THE SEXUAL Assault Referral Centre, new pride and joy of Eastvale General Infirmary, was designed in its every aspect to make its patients feel at ease. The lighting was muted—no overhead fluorescent tubes or bare bulbs—and the colors were calming, shades of green and blue with a dash of orange for warmth. A large vase of tulips stood on the low glass table, and seascapes and landscapes hung on the walls. The armchairs were comfortable, and Bank knew that even the couches used for examinations in the adjoining room were also as relaxing as such things could be, and the colors there were muted, too.

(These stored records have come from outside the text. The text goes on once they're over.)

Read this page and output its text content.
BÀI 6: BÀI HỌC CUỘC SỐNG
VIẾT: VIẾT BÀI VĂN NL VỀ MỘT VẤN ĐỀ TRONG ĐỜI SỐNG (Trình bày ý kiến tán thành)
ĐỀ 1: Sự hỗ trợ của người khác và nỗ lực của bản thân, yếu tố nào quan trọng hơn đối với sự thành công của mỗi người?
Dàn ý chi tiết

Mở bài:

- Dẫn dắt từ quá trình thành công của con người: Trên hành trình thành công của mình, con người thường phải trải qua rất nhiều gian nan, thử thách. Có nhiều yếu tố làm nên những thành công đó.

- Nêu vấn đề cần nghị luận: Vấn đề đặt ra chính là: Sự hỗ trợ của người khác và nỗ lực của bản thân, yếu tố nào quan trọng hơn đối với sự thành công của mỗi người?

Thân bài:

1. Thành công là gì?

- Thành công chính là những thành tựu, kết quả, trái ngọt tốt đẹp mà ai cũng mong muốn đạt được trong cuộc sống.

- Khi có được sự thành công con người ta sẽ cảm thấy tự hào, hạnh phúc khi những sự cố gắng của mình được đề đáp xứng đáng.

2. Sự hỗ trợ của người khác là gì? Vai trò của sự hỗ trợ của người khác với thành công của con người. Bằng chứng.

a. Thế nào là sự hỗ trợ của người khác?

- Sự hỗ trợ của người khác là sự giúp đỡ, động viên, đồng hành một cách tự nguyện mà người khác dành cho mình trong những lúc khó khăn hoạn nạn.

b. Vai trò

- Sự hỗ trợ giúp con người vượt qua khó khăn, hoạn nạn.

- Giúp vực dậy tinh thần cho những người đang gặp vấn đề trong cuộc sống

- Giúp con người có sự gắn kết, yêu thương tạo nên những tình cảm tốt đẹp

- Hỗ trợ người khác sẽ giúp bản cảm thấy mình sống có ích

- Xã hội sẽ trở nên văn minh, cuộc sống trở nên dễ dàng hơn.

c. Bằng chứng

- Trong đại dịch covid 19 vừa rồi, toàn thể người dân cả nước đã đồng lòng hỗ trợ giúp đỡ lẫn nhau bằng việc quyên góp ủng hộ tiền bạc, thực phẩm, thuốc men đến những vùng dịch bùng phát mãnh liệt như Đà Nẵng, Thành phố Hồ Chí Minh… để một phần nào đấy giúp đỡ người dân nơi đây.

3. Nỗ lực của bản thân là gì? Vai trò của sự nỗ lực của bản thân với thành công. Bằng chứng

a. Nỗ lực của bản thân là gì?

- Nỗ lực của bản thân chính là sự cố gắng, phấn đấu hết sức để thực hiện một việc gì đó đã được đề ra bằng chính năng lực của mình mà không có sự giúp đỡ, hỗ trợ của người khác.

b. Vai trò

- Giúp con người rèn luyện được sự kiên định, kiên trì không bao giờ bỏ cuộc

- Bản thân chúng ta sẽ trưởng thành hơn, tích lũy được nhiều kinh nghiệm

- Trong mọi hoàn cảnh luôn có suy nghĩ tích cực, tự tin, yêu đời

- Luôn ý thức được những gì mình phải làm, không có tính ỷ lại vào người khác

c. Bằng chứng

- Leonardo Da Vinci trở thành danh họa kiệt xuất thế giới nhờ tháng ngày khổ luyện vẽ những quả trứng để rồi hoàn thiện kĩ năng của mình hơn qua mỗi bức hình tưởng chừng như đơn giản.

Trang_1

Everything was designed to make the victim’s second ordeal of the night as painless as possible.
Banks and Winsome stood just outside the door with Dr. Shirley Wong, whom Banks had met there on a number of previous occasions and had even had drinks with once or twice, though only as a colleague. Dr. Wong was a dedicated and gentle woman, perfect for the job. She also made a point of keeping in touch with everyone who passed through her doors and had a memory for detail Banks envied. She was a petite, short-haired woman in her late forties and wore silver-rimmed glasses. Banks was always surprised by her Geordie accent, but she had been born and bred in Durham. He introduced her to Winsome and they shook hands.
“I’m sorry to hear about your friend,” Dr. Wong said. “Detective Sergeant Templeton, wasn’t it? I don’t think I knew him.”